In article <a2lqdl$foo / ftp.ee.vill.edu>,
Tobias DiPasquale <anany / ece.villanova.edu> wrote:
>Hi all,
>
>I'd like to bring up a point here on the list that maybe some of you
>other Ruby-ites out there have thought of as well. I think it's time for
>seperate lists in the Ruby community. I left it go without reading any
>messages today, and I received 115 messages on this list alone. That's
>three times what I got from all other mail/news sources combined. 
>
>Perhaps ruby-talk could be broken up into ruby-dev, ruby-newbie and 
>ruby-misc, or something similar. People could still subsribe to all the lists if
>they wanted, but the deluge of messages might be lessened by breaking 
>up the list into logical partitions. 
>
>I don't mean to complain, but 115 messages is a lot to read every day, and
>I have other things to do, as I'm sure many of you other subscribers do, too.

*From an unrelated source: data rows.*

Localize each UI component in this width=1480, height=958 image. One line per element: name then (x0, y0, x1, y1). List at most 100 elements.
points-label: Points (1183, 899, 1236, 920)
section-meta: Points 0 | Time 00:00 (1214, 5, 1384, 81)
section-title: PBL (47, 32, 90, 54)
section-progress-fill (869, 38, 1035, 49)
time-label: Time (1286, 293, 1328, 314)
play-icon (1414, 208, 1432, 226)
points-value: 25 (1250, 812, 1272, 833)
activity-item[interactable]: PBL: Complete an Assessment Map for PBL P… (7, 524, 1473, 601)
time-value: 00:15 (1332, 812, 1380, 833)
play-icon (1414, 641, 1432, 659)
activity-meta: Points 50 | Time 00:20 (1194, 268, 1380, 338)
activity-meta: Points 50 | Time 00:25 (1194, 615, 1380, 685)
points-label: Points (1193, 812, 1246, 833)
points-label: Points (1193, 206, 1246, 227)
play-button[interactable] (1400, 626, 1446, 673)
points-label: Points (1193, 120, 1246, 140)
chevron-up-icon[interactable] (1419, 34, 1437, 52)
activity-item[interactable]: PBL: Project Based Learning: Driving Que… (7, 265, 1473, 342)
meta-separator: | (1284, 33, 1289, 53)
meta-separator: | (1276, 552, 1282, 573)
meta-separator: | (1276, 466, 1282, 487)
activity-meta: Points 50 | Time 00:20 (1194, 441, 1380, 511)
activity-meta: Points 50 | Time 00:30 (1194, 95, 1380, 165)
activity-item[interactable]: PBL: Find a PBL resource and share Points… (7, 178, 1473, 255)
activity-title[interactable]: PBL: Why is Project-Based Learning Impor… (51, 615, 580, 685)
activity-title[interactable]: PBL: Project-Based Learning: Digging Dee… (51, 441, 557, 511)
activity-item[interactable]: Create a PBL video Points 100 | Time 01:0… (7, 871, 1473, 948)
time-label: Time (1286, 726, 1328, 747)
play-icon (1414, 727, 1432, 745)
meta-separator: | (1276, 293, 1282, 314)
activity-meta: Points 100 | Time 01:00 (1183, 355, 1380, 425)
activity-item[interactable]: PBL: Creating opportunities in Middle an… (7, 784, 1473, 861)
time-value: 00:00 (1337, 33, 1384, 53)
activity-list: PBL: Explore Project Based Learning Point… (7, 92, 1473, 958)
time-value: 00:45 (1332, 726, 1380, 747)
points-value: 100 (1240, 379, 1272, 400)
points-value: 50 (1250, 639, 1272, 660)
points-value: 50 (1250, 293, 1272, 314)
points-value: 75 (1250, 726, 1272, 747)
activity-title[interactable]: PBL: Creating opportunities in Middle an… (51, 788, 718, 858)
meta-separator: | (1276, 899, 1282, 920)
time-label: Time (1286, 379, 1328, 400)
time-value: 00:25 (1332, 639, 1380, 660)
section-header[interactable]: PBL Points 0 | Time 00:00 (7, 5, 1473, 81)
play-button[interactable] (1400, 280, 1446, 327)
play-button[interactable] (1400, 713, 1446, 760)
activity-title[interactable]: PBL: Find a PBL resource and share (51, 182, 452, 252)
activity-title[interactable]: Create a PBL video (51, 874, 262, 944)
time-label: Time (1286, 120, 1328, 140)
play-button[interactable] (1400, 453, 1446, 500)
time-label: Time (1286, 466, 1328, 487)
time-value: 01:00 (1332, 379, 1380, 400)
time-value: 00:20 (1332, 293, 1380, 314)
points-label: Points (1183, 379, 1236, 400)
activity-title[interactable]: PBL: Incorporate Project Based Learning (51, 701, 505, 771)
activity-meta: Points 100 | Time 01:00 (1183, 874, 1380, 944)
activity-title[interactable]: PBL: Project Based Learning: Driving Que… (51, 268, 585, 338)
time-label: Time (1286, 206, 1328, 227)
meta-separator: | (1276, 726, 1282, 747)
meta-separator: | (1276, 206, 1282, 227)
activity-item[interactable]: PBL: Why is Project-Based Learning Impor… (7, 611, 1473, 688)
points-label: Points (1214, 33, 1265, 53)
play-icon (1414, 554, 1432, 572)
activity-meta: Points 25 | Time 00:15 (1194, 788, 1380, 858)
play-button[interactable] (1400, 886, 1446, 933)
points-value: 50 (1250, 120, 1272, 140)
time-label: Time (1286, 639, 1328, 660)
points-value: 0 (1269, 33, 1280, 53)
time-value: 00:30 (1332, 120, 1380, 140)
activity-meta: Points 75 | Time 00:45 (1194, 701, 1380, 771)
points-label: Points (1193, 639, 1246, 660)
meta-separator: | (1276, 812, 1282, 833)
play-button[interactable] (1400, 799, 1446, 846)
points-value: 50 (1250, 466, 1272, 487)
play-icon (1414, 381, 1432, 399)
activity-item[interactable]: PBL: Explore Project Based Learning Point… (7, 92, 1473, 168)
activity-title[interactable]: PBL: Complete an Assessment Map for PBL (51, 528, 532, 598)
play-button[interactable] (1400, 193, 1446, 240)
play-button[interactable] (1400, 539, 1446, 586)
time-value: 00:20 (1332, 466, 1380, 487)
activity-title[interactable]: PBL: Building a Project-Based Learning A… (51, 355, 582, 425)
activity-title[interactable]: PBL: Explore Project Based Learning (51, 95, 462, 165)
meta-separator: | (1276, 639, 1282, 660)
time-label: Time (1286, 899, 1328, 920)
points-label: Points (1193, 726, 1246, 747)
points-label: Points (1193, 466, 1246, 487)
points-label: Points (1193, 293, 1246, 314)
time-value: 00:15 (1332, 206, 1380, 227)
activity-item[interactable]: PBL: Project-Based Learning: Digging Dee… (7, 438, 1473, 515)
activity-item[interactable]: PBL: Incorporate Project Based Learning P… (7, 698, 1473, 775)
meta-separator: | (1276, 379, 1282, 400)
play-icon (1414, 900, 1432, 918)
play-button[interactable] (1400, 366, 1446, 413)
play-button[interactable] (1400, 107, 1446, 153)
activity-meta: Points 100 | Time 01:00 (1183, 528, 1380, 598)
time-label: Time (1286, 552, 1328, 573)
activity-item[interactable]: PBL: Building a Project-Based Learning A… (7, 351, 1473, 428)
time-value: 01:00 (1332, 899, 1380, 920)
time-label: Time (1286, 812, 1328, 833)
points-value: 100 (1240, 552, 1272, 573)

>If I am out of line, please just say so, and you'll never hear another peep
>from me again about it. But I really think that a lot of people could benefit
>from breaking the list up.
>
>What do you all think?

You could read the comp.lang.ruby newsgroup instead of subscribing to the 
ml - that's what I do, I'd get way too much email otherwise.  The mailing 
list gets 'mirrored' there.  

If there were to be three different mailing lists as you suggest, it would 
probably be best if they were all three mirrored at comp.lang.ruby.